И еврейский писатель очень осторожно, как многоопытный следопыт, проверяет и выясняет, является ли человек, произнесший заветный пароль, его союзником:
— Очень сладкая и прямо-таки, скажу я тебе, тает во рту, как мед…
Найгель:
— Да, особенный такой вкус…
Наконец оба они решаются глянуть друг другу прямо в глаза и, весьма смущенные, тут же спешат отвернуться. С интересом изучают противоположные углы помещения и оба, как по команде, краснеют.
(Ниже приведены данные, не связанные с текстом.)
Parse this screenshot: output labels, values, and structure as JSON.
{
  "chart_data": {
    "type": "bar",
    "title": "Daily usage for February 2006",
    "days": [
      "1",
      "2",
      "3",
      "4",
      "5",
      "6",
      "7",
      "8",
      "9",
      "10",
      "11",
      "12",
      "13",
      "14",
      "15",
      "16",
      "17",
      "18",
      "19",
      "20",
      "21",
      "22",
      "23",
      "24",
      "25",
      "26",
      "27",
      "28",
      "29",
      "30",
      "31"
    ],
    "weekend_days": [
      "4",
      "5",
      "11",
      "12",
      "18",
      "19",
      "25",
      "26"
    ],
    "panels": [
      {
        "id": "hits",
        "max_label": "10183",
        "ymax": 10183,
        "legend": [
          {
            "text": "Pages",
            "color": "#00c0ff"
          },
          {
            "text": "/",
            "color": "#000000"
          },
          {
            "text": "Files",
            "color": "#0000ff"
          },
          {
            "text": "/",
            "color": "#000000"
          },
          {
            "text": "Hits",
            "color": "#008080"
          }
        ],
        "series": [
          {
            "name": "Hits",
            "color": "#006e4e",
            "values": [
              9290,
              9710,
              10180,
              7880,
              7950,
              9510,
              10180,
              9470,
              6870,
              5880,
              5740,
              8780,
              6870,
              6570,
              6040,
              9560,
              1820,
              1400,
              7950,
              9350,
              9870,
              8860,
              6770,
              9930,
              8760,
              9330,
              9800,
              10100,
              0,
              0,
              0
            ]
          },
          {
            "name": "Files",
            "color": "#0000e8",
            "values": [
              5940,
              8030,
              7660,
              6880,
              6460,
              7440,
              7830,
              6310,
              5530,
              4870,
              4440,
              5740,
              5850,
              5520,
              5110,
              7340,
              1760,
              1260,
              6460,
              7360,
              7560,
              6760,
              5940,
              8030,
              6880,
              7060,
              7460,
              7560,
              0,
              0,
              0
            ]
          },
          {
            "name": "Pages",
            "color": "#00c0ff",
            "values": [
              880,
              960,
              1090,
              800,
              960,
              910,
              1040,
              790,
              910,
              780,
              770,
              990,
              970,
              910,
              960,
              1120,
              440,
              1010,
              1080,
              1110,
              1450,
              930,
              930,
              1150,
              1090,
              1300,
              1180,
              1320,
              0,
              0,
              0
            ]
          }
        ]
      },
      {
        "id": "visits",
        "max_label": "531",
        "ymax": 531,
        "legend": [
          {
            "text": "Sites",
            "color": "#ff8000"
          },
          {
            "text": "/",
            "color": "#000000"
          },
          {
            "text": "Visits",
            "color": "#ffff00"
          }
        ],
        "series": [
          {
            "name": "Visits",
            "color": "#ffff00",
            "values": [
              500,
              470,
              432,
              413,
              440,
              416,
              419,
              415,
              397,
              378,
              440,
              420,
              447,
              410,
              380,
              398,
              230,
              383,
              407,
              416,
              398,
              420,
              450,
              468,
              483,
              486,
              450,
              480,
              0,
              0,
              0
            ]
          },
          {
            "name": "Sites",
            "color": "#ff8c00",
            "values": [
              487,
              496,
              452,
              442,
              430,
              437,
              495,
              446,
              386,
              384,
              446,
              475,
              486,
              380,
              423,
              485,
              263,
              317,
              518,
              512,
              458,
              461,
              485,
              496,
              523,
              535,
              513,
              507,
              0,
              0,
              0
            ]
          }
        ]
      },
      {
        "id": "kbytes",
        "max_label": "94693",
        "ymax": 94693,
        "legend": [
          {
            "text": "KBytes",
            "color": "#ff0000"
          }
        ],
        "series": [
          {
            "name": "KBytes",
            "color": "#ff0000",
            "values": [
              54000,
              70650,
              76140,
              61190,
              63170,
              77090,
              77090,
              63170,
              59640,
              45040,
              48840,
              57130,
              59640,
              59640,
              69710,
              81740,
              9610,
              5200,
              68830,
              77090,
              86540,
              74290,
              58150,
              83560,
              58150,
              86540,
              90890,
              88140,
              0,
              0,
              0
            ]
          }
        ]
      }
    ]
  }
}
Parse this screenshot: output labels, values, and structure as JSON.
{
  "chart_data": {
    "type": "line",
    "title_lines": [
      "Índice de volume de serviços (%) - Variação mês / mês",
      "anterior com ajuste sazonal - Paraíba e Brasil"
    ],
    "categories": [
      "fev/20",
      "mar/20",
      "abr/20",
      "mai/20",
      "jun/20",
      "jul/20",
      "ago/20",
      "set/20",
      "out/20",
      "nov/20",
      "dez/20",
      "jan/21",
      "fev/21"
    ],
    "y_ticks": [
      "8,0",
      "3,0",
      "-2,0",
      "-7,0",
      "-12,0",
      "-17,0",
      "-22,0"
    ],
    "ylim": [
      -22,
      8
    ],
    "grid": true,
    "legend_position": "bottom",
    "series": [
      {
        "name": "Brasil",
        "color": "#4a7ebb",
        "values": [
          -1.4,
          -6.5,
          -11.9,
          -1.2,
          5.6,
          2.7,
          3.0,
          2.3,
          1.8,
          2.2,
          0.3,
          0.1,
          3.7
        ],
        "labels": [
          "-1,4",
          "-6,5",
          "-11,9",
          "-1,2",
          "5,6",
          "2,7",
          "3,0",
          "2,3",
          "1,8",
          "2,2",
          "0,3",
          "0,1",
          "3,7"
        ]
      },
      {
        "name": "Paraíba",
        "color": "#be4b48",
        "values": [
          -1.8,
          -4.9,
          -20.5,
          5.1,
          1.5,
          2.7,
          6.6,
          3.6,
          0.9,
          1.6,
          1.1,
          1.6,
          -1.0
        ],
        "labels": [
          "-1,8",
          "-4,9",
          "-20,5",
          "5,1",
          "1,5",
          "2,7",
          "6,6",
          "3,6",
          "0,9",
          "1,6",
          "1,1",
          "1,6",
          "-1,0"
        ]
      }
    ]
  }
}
А спустя некоторое время, желая как-нибудь исправить положение, протягивают миску с волшебным материнским молоком Фриду — в надежде, что он спасет их и избавит от конфуза. Но Фрид протестует — отводит в сердцах руки и прячет за спину. Он тоже весь напряжен, и к прежней его застарелой подозрительности, без сомнения, прибавились новые терзания — возмущен он столь грубым и наглым вторжением младенца в его пределы, в так или иначе устоявшееся его существование, и еще, может быть, возмущен этой насмешкой судьбы, причиняющей весьма сильную боль именно своей несправедливостью — подумать только! — ведь в течение целых двух лет вынужден он был выдерживать натиск этого безумия, этой бесплодной бушующей страсти, бороться с этой нелепой одержимостью недосягаемым материнством, и вдруг живой и здоровый младенец нежданно-негаданно подкрадывается вплотную к Фриду! И вот что странно: стоило Вассерману произнести «бесплодной», как глаза Найгеля тревожно расширились, точно так же, как невольно расширялись всякий раз глаза Залмансона, когда Вассерман произносил самые на первый взгляд обыкновенные и безобидные слова «жена моя, Сара».
— Видишь ли, Шлеймеле, весьма подозревал меня Залмансон, что известен мне весь этот инцидент между ним и Сарой, а я еще нарочно терзал его неизвестностью и утяжелял этот камень на его совести: никогда ни о чем не заикнулся и не сказал ему ни словечка и ни полсловечка. Онемел как рыба и предоставил бандиту вариться на медленном огне в собственной желчи.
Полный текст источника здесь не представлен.